Плотина
Шрифт:
— Ах, Юра, Юра, добрая ты душа! — вздыхала Ева.
Когда оставалось всего три дня до отъезда Юры, она взмолилась:
— Юра, милый, родной, самый лучший на свете, отпусти ты меня ради бога! То есть прогони, побей, оскорби последним оскорблением, чтобы невозможно было даже увидеться после этого. Я же — подлая, подлая. Неужели ты еще не видишь этого?.. Ну, сделай ты со мной что-нибудь, сделай!
— Иди домой и собирай чемодан, — сказал тогда Юра. — Быстро и сразу. Дочку заберешь потом, когда все немного отстоится.
Ева смотрела на него и не двигалась.
— Ну, пошли! — продолжал Юра. — Я возьму такси и буду ждать тебя
— За углом? — встрепенулась Ева.
— Если хочешь — пойду с тобой.
— За углом? — повторила Ева. И почти закричала: — Нет! Нет, Юра, нет! Нет!.
У них еще были и объяснения, и слезы, но Юра уже знал: домой он поедет один. И долго еще будет один..
Юра продолжал смотреть на скалу-стену и видел теперь только ее. Все промелькнувшее, все прожитое, хотя еще и не отжившее, осталось там, за нею, в том далеком отгороженном мире, где продолжается уже не очень понятная для него, какая-то иная жизнь.
Надя ушла спать.
Внизу, на первом или втором этаже, тихонько открылась балконная дверь и негромкий женский голос спросил ночную тишину:
— Любка, ты все еще шаришься?
— Как же мне не шариться, если его, проклятого, до сих пор дома нету, — отвечала расстроенная Любка.
— Выпивши, дак и нету.
— Дак если б не выпивши, я и не шарилась бы…
Вот и такие бывают еще тревоги.
А по дороге, чуть в стороне от поселка, проносились бессонные «белазы», для которых что день, что ночь, что праздник — что будни — все одно.
Среди непреложных житейских правил Николая Васильевича было и такое: приходить на работу не позже семи тридцати, чтобы застать на месте ночную смену и своими глазами увидеть, что за ночь сделано, что недоделано, где напортачено. В восемь он был уже в прорабской, готовый и к разговорам со своими помощниками, и к докладам высшему начальству.

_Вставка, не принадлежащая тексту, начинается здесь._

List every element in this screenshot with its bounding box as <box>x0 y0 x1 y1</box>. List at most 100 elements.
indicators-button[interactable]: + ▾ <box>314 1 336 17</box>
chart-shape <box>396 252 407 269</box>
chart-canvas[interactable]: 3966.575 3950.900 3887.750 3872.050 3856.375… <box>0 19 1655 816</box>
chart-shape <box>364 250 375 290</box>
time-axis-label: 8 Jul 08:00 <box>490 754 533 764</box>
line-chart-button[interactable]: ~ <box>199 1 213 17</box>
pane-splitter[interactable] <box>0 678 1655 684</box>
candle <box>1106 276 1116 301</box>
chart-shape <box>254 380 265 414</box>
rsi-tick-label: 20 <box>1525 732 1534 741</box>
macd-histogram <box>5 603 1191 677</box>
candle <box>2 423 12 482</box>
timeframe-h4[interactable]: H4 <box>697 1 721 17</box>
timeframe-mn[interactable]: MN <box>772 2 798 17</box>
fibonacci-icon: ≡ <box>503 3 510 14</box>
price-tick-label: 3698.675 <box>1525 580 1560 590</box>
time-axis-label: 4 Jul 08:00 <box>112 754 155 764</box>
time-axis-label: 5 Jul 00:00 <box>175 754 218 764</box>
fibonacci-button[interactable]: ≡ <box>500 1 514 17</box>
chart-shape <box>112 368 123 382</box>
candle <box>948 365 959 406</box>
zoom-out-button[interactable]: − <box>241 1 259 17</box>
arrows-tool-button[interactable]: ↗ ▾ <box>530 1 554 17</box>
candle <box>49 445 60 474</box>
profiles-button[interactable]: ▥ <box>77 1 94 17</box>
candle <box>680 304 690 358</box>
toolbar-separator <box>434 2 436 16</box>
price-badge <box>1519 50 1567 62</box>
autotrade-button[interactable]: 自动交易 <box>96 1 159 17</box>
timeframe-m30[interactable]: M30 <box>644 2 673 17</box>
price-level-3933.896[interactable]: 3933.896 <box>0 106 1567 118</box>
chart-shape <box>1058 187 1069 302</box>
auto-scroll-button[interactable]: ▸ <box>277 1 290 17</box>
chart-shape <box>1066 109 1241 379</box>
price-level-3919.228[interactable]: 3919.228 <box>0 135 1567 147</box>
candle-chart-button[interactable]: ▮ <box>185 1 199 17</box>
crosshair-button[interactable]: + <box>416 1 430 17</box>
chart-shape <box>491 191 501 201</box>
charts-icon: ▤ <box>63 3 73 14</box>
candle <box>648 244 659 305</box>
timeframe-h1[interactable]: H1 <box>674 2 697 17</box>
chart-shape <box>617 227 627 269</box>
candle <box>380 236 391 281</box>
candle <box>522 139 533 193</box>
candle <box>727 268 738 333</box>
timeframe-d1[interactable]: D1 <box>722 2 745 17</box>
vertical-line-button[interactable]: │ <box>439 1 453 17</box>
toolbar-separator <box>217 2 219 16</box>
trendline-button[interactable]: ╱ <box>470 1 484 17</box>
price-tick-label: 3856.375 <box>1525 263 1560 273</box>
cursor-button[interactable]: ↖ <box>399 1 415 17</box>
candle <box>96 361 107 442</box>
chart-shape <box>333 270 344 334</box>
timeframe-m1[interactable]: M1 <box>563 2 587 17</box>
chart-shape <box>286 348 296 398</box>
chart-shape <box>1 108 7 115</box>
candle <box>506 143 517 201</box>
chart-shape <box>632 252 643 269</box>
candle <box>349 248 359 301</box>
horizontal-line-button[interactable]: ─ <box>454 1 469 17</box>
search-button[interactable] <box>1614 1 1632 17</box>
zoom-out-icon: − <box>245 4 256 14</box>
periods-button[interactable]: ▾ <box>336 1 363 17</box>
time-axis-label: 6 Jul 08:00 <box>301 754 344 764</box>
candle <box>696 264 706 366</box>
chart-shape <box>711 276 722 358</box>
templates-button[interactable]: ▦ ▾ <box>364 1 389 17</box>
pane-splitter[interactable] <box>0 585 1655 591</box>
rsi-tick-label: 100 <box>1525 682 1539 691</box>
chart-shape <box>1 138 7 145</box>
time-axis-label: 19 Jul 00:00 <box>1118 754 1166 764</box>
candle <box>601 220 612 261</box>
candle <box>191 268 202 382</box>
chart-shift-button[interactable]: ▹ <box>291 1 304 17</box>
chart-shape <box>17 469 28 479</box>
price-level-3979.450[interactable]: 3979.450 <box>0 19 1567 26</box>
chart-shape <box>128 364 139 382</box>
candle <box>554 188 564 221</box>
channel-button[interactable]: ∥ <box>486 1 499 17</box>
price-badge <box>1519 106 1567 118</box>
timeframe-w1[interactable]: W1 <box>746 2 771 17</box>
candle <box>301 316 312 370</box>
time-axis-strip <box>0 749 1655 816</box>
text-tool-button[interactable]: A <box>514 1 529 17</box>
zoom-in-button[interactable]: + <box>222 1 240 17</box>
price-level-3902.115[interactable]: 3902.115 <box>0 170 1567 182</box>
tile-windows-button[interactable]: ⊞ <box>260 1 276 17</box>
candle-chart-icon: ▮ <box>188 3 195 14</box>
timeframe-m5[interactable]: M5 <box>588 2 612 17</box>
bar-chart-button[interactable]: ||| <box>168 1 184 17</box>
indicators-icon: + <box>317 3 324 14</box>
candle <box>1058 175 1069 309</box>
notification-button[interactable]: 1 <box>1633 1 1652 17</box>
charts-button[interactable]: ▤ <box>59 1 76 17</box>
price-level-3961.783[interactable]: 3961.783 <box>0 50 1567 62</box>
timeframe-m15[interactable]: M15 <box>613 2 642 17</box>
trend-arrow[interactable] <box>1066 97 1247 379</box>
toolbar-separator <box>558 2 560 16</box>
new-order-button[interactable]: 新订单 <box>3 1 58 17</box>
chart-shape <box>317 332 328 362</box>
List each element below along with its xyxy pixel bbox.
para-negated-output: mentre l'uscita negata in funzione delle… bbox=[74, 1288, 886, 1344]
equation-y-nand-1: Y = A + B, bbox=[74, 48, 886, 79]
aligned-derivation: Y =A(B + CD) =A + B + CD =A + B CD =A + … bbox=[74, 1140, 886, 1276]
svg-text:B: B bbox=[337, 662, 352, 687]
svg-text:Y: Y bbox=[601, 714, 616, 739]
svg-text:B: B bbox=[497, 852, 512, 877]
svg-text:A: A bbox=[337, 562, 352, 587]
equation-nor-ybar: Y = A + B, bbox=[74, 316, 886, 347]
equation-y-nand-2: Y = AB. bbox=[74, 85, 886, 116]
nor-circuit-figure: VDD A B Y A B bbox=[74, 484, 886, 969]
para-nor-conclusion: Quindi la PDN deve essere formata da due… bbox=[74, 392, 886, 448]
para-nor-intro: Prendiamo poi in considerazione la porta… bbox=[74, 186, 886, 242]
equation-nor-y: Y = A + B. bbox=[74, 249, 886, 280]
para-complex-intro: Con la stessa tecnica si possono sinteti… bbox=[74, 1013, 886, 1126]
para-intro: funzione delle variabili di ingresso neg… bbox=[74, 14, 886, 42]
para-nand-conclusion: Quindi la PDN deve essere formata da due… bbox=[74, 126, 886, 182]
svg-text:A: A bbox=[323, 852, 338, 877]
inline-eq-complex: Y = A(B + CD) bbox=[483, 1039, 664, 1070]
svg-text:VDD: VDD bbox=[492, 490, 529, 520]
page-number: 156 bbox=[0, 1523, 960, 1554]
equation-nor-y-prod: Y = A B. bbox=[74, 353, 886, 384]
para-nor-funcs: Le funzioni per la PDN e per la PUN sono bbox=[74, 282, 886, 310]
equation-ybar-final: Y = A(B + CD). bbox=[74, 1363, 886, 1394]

Когда был помоложе, он ездил в котлован на мотоцикле и тем экономил немного времени, мог вставать на четверть часа позже. Потом мотоцикл передал Юре, а сам купил «Запорожец», но тут никакой экономии не получалось, возиться с утра с машиной вскоре надоело, так что пришлось перейти на общий для всех, за исключением большого начальства, транспорт — автобус. Он оказался, кстати, самым удобным и бесхлопотным. «Запорожец» использовался теперь для поездок на дальнее, пока еще рыбное озеро Утиное, где особенно хорош бывал зимний, подледный лов. Ветры и морозы там тоже хороши, но против них старый солдат применил военную хитрость: попросил младшего сына Сергея прорезать в днище машины отверстие, и рыбку ловил теперь с удобствами. Прорубив лунку, он наезжает на нее своим «Запорожцем», опускает через отверстие крючок с наживкой, включает в салоне отопление и радио — и вот так промышляет. Не рыбалка, а настоящий кейф, как говорят молодые ребята. Даже в лютую метель можно рыбачить.
Для летней рыбалки у них с Юрой есть моторка — она стоит за перемычкой.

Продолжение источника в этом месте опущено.